Solution: ReflexionMemory.record_decision() now stores native datetime when writing to MongoDB, and only converts to ISO string for the local JSON fallback (which has no datetime type).

Finding 8 — No TTL index

Problem: Reports accumulate indefinitely in MongoDB.

Status: Deferred to a follow-up issue. Requires a retention policy decision before implementation.

Finding 9 — Synchronous pymongo in async FastAPI

Problem: All MongoDB calls block the asyncio event loop.

Status: Acceptable for V1. Plan motor migration before production deployment.

Finding 10 — MongoClient created per instance

Problem: Each MongoReportStore instantiation creates a new MongoClient with its own connection pool.

Status: Acceptable for V1. Plan singleton via FastAPI app lifespan.

Finding 11 — ensure_indexes() not called in __init__

Problem: Indexes were only created when going through the factory. Direct instantiation skips them.

Solution: Move ensure_indexes() call into MongoReportStore.__init__ so indexes are always created regardless of construction path.

Finding 12 — write_latest_pointer/read_latest_pointer use global REPORTS_ROOT

Problem: These functions use the global REPORTS_ROOT module constant, ignoring ReportStore._base_dir. When the base dir differs via env vars (PORTFOLIO_DATA_DIR, TRADINGAGENTS_REPORTS_DIR), the pointer file lands in the wrong directory tree.

Solution: Add an optional base_dir parameter to both functions, defaulting to REPORTS_ROOT. ReportStore now passes its _base_dir to both calls.


Holding Reviews Bug

Finding 13 — save_holding_review called with wrong arguments

Problem: In run_portfolio, store.save_holding_review(date, portfolio_id, reviews) passed portfolio_id as the ticker argument and the full reviews dict (keyed by ticker) as data.
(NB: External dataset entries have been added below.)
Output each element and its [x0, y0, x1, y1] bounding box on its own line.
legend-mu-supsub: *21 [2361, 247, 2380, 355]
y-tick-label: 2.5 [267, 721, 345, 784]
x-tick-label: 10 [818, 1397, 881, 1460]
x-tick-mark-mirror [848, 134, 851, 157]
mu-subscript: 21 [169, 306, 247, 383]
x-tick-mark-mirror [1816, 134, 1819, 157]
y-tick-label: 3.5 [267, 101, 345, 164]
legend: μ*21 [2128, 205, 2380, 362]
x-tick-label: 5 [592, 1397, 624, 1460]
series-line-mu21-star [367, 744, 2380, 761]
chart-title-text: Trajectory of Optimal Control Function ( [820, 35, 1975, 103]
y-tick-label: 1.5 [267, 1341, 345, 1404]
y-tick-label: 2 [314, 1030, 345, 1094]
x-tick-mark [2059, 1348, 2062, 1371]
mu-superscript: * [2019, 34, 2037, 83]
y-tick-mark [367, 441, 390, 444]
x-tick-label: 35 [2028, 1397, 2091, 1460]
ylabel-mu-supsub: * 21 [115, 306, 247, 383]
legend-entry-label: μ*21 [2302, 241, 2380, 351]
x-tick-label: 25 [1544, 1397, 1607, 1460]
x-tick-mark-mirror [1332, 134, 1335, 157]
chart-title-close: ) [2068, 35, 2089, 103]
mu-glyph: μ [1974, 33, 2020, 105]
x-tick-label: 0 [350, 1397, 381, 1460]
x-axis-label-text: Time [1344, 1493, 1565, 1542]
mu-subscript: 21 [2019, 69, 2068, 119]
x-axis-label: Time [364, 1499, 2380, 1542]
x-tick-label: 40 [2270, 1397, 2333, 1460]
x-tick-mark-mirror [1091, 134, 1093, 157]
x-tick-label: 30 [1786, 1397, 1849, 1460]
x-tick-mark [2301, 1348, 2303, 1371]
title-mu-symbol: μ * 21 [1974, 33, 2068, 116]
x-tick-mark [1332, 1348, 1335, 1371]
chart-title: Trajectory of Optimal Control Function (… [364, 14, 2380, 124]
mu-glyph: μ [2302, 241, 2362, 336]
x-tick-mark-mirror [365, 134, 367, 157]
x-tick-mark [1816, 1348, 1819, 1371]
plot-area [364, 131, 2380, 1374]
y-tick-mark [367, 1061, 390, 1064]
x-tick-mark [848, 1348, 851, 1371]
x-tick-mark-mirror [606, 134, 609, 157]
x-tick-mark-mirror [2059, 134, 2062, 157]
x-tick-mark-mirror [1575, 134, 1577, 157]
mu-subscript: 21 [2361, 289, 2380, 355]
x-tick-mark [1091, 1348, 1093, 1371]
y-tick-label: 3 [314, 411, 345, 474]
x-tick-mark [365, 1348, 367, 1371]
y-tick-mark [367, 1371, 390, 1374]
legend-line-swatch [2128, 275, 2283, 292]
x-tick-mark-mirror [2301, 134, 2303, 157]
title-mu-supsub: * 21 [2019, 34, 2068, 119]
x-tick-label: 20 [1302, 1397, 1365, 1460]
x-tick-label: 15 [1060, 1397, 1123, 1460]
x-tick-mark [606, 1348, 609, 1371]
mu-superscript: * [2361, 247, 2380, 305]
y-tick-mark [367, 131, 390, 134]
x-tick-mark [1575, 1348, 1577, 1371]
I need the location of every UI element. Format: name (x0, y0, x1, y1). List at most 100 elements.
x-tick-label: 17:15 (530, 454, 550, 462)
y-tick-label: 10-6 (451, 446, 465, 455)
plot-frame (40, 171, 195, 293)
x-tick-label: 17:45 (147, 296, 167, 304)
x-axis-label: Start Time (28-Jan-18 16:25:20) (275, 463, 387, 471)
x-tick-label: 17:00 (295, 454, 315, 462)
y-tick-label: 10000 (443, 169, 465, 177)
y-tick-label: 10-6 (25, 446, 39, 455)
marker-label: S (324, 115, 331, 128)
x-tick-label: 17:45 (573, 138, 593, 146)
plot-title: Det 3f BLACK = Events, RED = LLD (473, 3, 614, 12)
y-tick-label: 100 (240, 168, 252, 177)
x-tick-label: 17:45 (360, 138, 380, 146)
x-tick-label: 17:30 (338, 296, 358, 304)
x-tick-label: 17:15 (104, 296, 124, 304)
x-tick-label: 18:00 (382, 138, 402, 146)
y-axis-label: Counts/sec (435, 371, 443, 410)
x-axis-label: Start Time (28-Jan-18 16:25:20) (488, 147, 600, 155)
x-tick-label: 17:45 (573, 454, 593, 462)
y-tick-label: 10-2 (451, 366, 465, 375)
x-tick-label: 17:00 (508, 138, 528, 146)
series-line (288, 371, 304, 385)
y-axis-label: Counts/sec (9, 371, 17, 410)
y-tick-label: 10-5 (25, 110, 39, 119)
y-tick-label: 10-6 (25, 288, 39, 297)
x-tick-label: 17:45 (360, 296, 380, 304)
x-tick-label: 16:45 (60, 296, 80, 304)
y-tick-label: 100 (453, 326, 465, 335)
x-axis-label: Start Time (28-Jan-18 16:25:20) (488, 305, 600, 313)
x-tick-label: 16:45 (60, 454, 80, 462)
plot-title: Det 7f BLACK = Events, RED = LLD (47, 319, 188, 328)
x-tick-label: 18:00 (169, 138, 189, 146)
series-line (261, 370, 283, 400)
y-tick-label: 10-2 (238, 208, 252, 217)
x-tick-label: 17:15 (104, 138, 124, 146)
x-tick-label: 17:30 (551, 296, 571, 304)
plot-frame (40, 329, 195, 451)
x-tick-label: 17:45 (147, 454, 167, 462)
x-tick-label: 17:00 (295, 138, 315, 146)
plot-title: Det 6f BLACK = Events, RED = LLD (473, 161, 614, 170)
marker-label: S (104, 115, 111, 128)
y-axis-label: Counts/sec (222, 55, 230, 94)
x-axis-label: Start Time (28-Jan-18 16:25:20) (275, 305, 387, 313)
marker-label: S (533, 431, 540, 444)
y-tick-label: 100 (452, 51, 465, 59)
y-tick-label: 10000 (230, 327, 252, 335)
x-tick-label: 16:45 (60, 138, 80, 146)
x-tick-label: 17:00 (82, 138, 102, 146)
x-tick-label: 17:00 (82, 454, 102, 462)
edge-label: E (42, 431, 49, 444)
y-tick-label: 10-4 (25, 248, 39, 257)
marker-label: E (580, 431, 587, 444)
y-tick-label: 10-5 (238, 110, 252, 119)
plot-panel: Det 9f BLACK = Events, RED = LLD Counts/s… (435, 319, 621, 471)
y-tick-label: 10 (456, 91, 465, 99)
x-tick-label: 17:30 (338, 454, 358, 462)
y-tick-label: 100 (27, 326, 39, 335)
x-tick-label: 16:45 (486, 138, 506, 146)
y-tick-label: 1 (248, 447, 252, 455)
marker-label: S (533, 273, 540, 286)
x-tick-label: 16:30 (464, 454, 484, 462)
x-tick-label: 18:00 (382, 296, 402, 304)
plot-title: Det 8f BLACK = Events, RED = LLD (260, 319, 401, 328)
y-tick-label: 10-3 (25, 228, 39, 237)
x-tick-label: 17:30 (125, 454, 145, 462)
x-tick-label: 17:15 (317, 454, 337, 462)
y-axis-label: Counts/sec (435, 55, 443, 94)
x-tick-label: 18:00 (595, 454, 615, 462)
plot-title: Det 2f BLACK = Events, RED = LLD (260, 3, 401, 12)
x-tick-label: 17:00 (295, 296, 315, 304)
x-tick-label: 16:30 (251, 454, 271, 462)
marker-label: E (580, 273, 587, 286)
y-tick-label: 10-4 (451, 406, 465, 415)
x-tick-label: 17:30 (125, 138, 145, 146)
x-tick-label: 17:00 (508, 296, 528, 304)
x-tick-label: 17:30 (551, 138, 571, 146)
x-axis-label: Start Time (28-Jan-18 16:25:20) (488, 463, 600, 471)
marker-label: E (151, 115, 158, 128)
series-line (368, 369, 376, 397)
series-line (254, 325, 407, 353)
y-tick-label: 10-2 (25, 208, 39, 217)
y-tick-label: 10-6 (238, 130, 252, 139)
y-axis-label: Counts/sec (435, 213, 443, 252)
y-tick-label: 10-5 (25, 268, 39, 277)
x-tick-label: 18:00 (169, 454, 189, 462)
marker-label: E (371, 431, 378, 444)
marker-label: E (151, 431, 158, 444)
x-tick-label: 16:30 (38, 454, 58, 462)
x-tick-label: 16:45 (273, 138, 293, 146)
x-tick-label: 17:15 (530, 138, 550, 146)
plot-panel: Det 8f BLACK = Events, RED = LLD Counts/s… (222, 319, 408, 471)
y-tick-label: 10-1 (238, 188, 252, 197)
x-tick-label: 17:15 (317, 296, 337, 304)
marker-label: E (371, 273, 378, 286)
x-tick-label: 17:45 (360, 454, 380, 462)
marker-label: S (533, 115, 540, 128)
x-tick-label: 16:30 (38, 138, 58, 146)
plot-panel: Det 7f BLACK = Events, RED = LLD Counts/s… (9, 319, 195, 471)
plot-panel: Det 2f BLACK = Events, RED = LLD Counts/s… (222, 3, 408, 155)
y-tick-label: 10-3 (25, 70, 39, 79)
This created a single file named after the portfolio instead of one file per ticker.

Solution: Iterate over the reviews dict:

if isinstance(reviews, dict):
    for ticker, review_data in reviews.items():
        store.save_holding_review(date, ticker, review_data)

Consequences & Constraints

MUST

  • All astream_events() calls MUST pass rl.callback in the config to capture LLM metrics in the run log.
  • set_run_logger / get_run_logger MUST use contextvars.ContextVar, not threading.local.
  • write_latest_pointer / read_latest_pointer MUST accept a base_dir parameter and callers MUST pass it when their base differs from REPORTS_ROOT.
  • MongoReportStore.__init__ MUST call ensure_indexes().

SHOULD

  • Plan pymongomotor migration before production deployment.
  • Add TTL index strategy after retention policy is decided.

Corrected Status — Post-Verification

Re-verification of the actual copilot/increase-observability-logging branch code shows that recommended actions 13 are already implemented in PR#106:

  1. Fix list_pm_decisions — add {"_id": 0} projection Already done: {"_id": 0} is present with doc comment "Excludes _id (BSON ObjectId) which is not JSON-serializable."
  2. Standardise created_at to native datetime in ReflexionMemory Already done: uses datetime.now(timezone.utc); ISO string conversion only for local JSON fallback (which is correct — JSON has no native datetime type).
  3. Fix write_latest_pointer/read_latest_pointer to respect base_dir Already done: both functions accept base_dir: Path | None = None; _update_latest already passes self._base_dir.

Items 47 remain as future work (no code changes required before merge).